The first known case in the United Kingdom occurred in January in Scotland, followed by over 100 other cases across, most of them in England. These cases presented clinically with severe acute hepatitis, exhibiting increased levels of liver enzymes, jaundice, as well as – in some cases – gastrointestinal symptoms, such as abdominal pain, diarrhoea, and vomiting. Eight children in the U.K. underwent liver transplants, but no deaths have yet been reported. In the U.S. nine cases of hepatitis in children aged 1-6 have been identified in Alabama and two in North Carolina, between October 2021 and February 2022. The experts did not manage to identify any epidemiological link connected these cases.

Hepatitis can be triggered by many factors, including toxic chemicals, autoimmune disorders, or viruses, such as those causing chickenpox or common cold. However, the most common cause of viral hepatitis are the hepatitis A, B, and C viruses. According to health experts though, all these common causes have been ruled out in both the U.S. and the U.K.

Officials are now investigating a possible association between these mysterious cases of pediatric hepatitis and adenoviruses – a family of widespread viruses that cause various infections, most commonly respiratory illnesses.
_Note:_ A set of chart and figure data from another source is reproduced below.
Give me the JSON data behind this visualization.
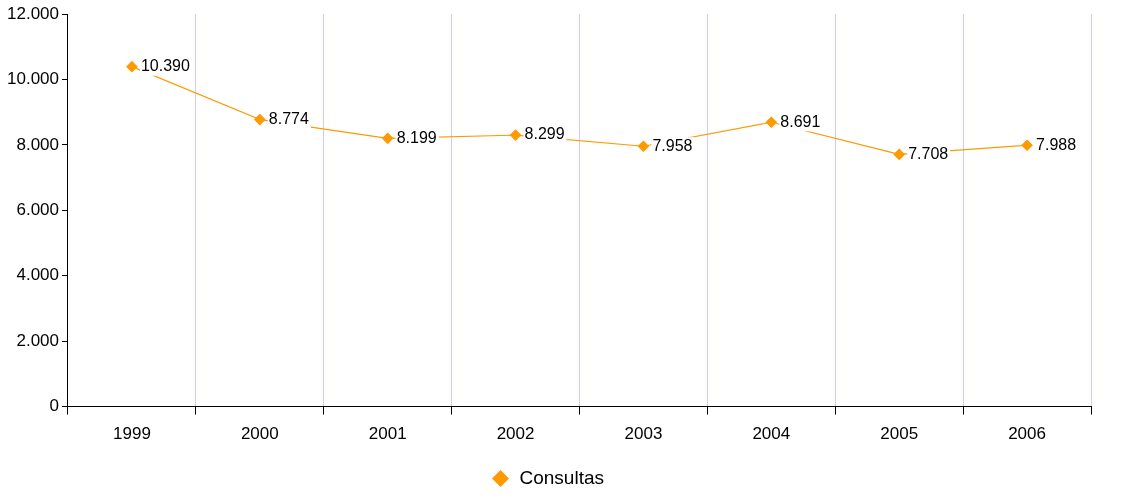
{
  "chart_data": {
    "type": "line",
    "categories": [
      "1999",
      "2000",
      "2001",
      "2002",
      "2003",
      "2004",
      "2005",
      "2006"
    ],
    "series": [
      {
        "name": "Consultas",
        "color": "#ff9900",
        "values": [
          10390,
          8774,
          8199,
          8299,
          7958,
          8691,
          7708,
          7988
        ],
        "value_labels": [
          "10.390",
          "8.774",
          "8.199",
          "8.299",
          "7.958",
          "8.691",
          "7.708",
          "7.988"
        ]
      }
    ],
    "ylim": [
      0,
      12000
    ],
    "yticks": [
      {
        "value": 0,
        "label": "0"
      },
      {
        "value": 2000,
        "label": "2.000"
      },
      {
        "value": 4000,
        "label": "4.000"
      },
      {
        "value": 6000,
        "label": "6.000"
      },
      {
        "value": 8000,
        "label": "8.000"
      },
      {
        "value": 10000,
        "label": "10.000"
      },
      {
        "value": 12000,
        "label": "12.000"
      }
    ],
    "grid": "x",
    "legend": "bottom",
    "marker": "diamond",
    "line_style": "solid"
  }
}
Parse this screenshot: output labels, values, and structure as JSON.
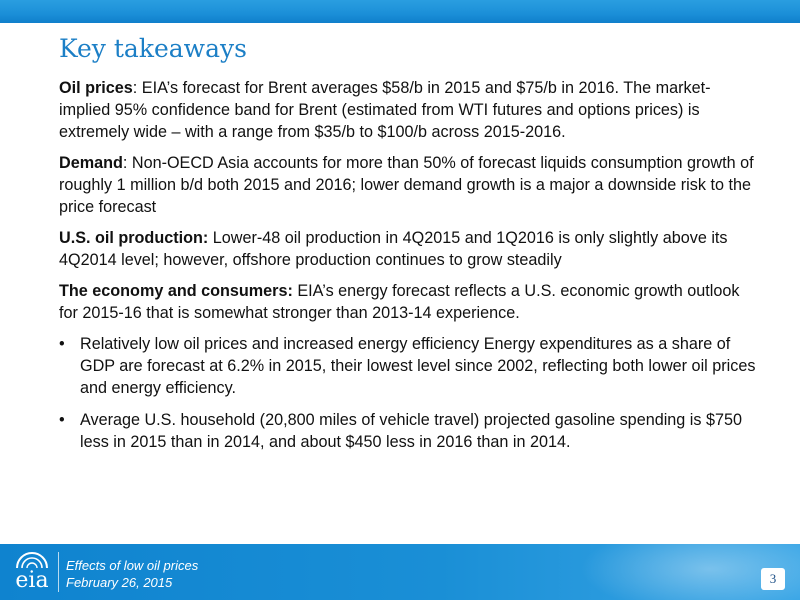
{
  "slide": {
    "title": "Key takeaways",
    "paragraphs": [
      {
        "heading": "Oil prices",
        "sep": ":  ",
        "text": "EIA’s forecast for Brent averages $58/b in 2015 and $75/b in 2016.  The market-implied 95% confidence band for Brent (estimated from WTI futures and options prices) is extremely wide – with a range from $35/b to $100/b across 2015-2016."
      },
      {
        "heading": "Demand",
        "sep": ":  ",
        "text": "Non-OECD Asia accounts for more than 50% of forecast liquids consumption growth of roughly 1 million b/d both 2015 and 2016; lower demand growth is a major a downside risk to the price forecast"
      },
      {
        "heading": "U.S. oil production:",
        "sep": "  ",
        "text": "Lower-48 oil production in 4Q2015 and 1Q2016 is only slightly above its 4Q2014 level; however, offshore production continues to grow steadily"
      },
      {
        "heading": "The economy and consumers:",
        "sep": "  ",
        "text": "EIA’s energy forecast reflects a U.S. economic growth outlook for 2015-16 that is somewhat stronger than 2013-14 experience."
      }
    ],
    "bullet_char": "•",
    "bullets": [
      "Relatively low oil prices and increased energy efficiency Energy expenditures as a share of GDP are forecast at 6.2% in 2015, their lowest level since 2002, reflecting both lower oil prices and energy efficiency.",
      "Average U.S. household (20,800 miles of vehicle travel) projected gasoline spending is $750 less in 2015 than in 2014, and about $450 less in 2016 than in 2014."
    ]
  },
  "footer": {
    "logo_text": "eia",
    "caption_line1": "Effects of low oil prices",
    "caption_line2": "February 26, 2015",
    "page_number": "3"
  },
  "colors": {
    "title": "#1c7fc6",
    "bar": "#1b8fd8",
    "footer": "#0f83cf"
  }
}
Although such viruses rarely cause hepatitis, all nine children in Alabama were infected with adenoviruses, with five of the nine cases testing positive for a specific type of adenovirus (adenovirus 41) which often causes cases of pediatric acute gastroenteritis. In the U.K. several – but not all – children tested positive for adenovirus too. While some of the U.K. children were also found to be infected with SARS-CoV-2, no such infections were yet detected in the U.S.

“At this time, adenovirus may be the cause for these, but investigators are still learning more, including ruling out other possible causes and identifying other possible contributing factors,” reported the CDC.

According to Amy Edwards, a pediatric infectious disease expert at the University Hospitals Rainbow Babies & Children’s Hospital in Cleveland, with the lifting of mask mandates and social distancing measures, it is normal for children to be more susceptible to a wide range of infections.

“Now that COVID is down, viral interference has been released and I think we are going to see a lot of old pathogens coming back and maybe some new ones, which worries me too,” confirmed Monica Gandhi, a professor of Medicine at the University of California, San Francisco.

CDC urges clinicians who may encounter pediatric patients with hepatitis of unknown origin to consider adenovirus testing and to immediately report such cases to state public health authorities.